I know you’re not asking me, but…

The fact that the damned things make sound with the volume knob twisted just a fraction above zero, indicates that the cone must be accelerating.
And if the distortion is low, then it infers that it is remaining linear, and not sticking like a slip-stick oscillator.

There is some motor hysteresis “in the magnet I think”, according to some Bruno paper that was worth a read.

 

[Waveform Fidelity]

Well, yes. Intuitive reasoning is all very well, but how in your scenario how would you know? Rotating your volume knob will bring the loudspeaker to life, but what’s happening before that? By the time you hear it it is of course in free motion. If you placed your ear next to the diaphragm, reduced your volume, and repeated the same test, again you would hear it when it was moving. In this experiment you could keep reducing the volume until you reach the threshold of hearing, but at this threshold level there is no way the ear is going to detect distortion, so you have to use instruments.

It sounds like BassTinker has a laser tool that detect the motion of the cone, so I’d be very interested in seeing what happens when the cone just starts to move caused by the minimum current. Of course this will be very different for a woofer and tweeter as the compliance of the suspension systems are very different.

In the DC current step, it is unexpected that even after the DC current is held constant, the cone “creeps out” further over 10’s of seconds? Because the suspension system resorting force is somehow reducing?
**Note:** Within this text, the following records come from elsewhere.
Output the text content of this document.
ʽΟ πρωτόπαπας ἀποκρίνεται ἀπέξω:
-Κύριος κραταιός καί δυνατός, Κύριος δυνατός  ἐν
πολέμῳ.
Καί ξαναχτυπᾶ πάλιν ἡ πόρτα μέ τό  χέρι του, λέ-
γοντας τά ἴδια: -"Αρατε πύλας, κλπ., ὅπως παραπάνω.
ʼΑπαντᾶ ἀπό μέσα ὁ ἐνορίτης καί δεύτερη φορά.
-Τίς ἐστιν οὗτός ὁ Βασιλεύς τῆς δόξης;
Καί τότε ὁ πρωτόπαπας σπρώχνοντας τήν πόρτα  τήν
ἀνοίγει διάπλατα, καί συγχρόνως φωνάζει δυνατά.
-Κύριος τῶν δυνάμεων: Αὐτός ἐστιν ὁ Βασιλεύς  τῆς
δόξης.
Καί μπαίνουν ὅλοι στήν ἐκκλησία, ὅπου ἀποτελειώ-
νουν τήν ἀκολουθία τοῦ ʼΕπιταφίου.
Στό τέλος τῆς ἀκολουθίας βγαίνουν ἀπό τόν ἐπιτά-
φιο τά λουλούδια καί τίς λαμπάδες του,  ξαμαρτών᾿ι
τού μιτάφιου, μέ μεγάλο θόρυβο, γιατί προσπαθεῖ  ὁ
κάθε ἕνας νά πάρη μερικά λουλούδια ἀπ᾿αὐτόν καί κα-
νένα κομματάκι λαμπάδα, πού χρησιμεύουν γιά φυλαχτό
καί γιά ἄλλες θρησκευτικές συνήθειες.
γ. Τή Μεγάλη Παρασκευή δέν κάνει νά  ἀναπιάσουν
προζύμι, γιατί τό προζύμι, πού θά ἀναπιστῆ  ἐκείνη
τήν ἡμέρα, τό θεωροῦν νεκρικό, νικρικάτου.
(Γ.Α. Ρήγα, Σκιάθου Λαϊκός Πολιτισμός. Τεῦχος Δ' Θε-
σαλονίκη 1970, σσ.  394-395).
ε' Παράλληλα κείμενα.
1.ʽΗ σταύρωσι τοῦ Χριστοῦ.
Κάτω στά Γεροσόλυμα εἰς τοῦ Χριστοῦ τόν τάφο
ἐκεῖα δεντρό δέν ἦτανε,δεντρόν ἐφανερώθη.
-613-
I find that very interesting

 

[bmc0]

There is some motor hysteresis “in the magnet I think”

It's in the iron rather than the magnet.

And if the distortion is low, then it infers that it is remaining linear, and not sticking like a slip-stick oscillator.

Yes, exactly. An acoustic measurement will show the effect of "steppy" motion to well below the limits of audibility; no need to use a laser vibrometer.

In the DC current step, it is unexpected that even after the DC current is held constant, the cone “creeps out” further over 10’s of seconds?

This effect is well known and there are a number of papers about it. Here are a couple that aren't paywalled: 1) Loudspeaker Simulation considering Suspension Creep, and 2) Analyzing the Nonlinear Performance of Miniature Loudspeakers in Consideration of the Creep Effect. Creep is also mentioned in several Klippel papers and application notes.